A Pulitzer Prize finalist - and one of the authors every aspiring author should read. I could tell you more about him myself, but there is no way I could say anything about him that would top the author bio on his website: Before landing a job teaching creative writing, he worked in a shoe factory, a garment factory, a tire repairs manufacturing plant, a department store. He earned money umpiring men’s slow-pitch softball games, gathering addresses for the U.S. Census Bureau, delivering pizzas, detasseling corn for the Dekalb Seed Corn Company, flipping burgers at Hardees, and working on a Christmas Tree Farm. Through all those jobs, he kept writing. If that’s what gives you pleasure, he hopes you will, too.
SIX SIMPLE QUESTIONS
WITH LEE MARTIN
1) Do you feel writers should write each day or "when the mood strikes"?

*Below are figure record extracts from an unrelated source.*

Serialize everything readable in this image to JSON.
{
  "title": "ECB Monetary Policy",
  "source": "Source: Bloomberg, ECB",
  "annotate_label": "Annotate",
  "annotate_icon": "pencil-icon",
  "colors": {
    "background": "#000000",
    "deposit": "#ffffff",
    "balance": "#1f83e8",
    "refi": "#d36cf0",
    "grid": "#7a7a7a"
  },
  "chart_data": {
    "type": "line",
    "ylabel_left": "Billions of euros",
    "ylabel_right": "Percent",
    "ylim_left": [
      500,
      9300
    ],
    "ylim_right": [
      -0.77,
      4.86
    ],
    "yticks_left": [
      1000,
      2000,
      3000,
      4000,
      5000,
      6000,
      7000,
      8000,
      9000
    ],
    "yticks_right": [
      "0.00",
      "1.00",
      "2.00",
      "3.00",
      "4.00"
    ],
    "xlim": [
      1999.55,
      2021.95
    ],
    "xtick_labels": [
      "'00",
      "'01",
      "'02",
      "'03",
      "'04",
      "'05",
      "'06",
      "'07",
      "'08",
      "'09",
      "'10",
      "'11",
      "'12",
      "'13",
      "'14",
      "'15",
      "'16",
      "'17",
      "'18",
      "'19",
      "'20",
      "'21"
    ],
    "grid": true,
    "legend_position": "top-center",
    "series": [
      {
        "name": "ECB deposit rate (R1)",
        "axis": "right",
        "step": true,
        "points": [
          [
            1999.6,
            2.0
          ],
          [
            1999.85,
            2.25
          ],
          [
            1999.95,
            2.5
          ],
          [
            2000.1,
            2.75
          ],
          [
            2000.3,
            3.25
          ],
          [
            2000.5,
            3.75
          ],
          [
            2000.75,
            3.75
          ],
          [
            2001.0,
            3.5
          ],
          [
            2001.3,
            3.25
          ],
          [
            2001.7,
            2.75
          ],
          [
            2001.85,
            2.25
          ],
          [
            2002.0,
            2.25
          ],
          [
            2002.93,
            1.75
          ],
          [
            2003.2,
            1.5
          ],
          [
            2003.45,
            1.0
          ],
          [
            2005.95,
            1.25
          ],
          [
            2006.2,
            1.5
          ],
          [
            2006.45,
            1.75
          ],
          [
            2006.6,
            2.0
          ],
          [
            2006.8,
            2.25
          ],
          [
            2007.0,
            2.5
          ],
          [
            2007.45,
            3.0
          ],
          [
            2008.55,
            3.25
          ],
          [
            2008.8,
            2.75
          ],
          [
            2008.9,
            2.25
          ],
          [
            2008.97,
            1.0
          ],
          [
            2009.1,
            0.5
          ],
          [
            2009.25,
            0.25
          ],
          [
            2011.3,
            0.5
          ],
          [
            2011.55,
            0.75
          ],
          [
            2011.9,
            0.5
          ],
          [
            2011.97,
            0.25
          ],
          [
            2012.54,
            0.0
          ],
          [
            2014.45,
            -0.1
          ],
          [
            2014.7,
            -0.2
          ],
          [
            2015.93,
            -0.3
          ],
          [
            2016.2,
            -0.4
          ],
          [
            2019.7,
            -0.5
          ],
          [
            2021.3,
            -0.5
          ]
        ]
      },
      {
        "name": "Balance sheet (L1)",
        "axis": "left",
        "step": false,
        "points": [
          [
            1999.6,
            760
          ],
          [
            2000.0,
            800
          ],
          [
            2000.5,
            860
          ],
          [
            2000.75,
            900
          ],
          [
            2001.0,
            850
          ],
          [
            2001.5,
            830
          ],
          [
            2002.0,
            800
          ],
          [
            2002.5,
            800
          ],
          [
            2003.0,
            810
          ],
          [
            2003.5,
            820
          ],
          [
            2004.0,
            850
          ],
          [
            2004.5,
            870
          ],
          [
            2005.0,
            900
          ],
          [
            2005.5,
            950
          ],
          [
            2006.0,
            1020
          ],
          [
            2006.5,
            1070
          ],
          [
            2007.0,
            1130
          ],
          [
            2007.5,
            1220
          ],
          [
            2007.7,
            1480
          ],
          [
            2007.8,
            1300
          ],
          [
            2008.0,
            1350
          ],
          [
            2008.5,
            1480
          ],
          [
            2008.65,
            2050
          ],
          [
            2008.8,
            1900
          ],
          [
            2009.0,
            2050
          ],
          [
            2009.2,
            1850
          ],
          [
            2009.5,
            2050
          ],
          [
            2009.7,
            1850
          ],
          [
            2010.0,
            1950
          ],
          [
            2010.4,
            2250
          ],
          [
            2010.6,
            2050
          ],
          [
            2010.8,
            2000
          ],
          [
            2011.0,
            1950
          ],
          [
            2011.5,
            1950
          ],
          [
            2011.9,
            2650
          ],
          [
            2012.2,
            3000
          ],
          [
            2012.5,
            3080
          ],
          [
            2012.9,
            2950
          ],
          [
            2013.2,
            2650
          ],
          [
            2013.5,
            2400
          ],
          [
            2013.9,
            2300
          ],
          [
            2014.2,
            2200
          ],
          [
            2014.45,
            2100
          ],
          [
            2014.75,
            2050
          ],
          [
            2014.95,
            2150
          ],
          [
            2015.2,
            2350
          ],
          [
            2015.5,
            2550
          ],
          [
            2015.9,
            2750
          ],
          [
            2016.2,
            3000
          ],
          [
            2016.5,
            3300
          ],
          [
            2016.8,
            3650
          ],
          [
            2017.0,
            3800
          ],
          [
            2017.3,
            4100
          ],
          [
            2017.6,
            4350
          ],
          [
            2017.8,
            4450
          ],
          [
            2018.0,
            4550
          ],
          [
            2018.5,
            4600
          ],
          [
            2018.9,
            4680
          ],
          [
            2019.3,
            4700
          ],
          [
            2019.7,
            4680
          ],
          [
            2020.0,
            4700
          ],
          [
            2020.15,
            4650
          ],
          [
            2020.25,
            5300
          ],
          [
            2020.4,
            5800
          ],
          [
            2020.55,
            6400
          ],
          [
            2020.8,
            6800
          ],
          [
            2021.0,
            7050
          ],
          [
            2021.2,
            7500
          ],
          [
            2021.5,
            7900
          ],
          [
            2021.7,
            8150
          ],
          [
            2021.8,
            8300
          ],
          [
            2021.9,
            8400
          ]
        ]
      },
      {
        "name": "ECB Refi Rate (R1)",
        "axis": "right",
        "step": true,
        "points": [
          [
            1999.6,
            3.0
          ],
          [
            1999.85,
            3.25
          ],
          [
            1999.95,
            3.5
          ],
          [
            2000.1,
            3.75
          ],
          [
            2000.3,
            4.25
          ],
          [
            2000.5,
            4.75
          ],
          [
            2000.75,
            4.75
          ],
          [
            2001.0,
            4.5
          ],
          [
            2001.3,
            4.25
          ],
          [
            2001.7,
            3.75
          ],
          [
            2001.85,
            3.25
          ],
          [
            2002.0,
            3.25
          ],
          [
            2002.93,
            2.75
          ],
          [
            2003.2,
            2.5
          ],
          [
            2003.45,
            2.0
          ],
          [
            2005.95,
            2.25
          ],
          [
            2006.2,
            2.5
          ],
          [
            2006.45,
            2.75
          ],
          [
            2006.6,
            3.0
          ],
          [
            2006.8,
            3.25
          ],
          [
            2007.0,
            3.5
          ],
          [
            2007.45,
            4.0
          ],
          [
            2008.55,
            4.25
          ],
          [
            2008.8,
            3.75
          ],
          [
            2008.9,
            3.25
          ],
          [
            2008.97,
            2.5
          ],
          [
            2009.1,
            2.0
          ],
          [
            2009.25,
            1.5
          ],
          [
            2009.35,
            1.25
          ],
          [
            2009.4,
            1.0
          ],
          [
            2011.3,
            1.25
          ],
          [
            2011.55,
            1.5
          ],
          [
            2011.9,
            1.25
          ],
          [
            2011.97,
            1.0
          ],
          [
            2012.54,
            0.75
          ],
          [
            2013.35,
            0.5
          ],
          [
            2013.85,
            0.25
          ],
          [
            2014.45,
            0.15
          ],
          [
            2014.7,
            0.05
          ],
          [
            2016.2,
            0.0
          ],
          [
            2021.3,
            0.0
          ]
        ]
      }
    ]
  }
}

I try to write each day because regularity produces results, but, alas, teaching and other real life things get in the way, so I'm not always able to write each day.
2) Do you have a "writing spot," or do you move around?
I have a spot, my writing room, where I'm either in a comfy chair with pen and paper, or at my computer. I've also written in hotel rooms and wherever I happen to be at the time.
3) What is the one book (written by someone else) you would have liked to have written yourself?
'Rock Springs' by Richard Ford. I love those stories. They helped me write the stories in my first book, 'The Least You Need to Know.'
4) What is the one book you feel every aspiring author should read?
I love what 'The Great Gatsby' has to show us about the structure of a novel. The first two-thirds of the book dramatizes all the major elements and in effect puts into place a brick wall, brick by brick. The final third of the novel involves the pulling out of those bricks, one at a time, until all that can be done with the material is done.
5) What is the best writing advice you have ever heard/read?
From Isak Dinesen: "Write a little every day, without hope, without despair."
6) What is the best advice you can give to aspiring authors?
Follow Isak Dinesen's advice and fall in love with the process. Give little thought to reaching the desired result; it will come if you trust the process.
Write a little every day, without hope, without despair.